CANBERRA, Australia (AP) — King Charles III won’t feature on Australia's new $5 bill, the nation's central bank announced Thursday, signaling a phasing out of the British monarchy from Australian bank notes, although he is still expected to feature on coins.
A new Indigenous design will replace the previous portrait of the late Queen Elizabeth II, Australia's Reserve Bank said, a move which honors “the culture and history of the First Australians.”
“The other side of the $5 banknote will continue to feature the Australian parliament," the bank said in a statement.
The $5 bill is Australia's only bank note to feature the monarch.
It said the decision followed consultation with the government, which supported the change.
Treasurer Jim Chalmers weighed in on the decision, saying the change was an “opportunity to strike a good balance.”
“The monarch will still be on the coins, but the $5 note will say more about our history and our heritage and our country, and I see that as a good thing,” he told reporters in Melbourne.
Opposition Leader Peter Dutton likened the move to changing the date of the national day, Australia Day.
“I know the silent majority don’t agree with a lot of the woke nonsense that goes on but we’ve got to hear more from those people online,” he told 2GB Radio.

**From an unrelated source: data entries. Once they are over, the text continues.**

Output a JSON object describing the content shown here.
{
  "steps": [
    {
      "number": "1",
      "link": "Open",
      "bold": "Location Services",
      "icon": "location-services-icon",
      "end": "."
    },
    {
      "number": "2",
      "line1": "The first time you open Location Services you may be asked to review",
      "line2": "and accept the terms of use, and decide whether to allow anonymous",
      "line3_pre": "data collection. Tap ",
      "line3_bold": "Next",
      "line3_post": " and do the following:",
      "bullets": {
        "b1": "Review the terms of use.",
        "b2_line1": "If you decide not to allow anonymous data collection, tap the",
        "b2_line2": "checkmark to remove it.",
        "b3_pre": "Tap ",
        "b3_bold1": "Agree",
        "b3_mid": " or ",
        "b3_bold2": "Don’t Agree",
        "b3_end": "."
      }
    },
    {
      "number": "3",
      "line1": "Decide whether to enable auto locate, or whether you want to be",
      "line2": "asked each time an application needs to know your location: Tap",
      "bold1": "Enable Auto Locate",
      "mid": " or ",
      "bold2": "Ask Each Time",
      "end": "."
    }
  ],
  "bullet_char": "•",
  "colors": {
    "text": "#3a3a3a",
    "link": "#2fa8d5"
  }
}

Dutton said Prime Minister Anthony Albanese was central to the decision for the king not to appear on the note, urging him to “own up to it."
The bank plans to consult with Indigenous groups in designing the $5 note and expects years before it goes public.
The current $5 will continue to be issued until the new design is introduced and will remain legal tender.
The face of King Charles III is expected to be seen on Australian coins later this year.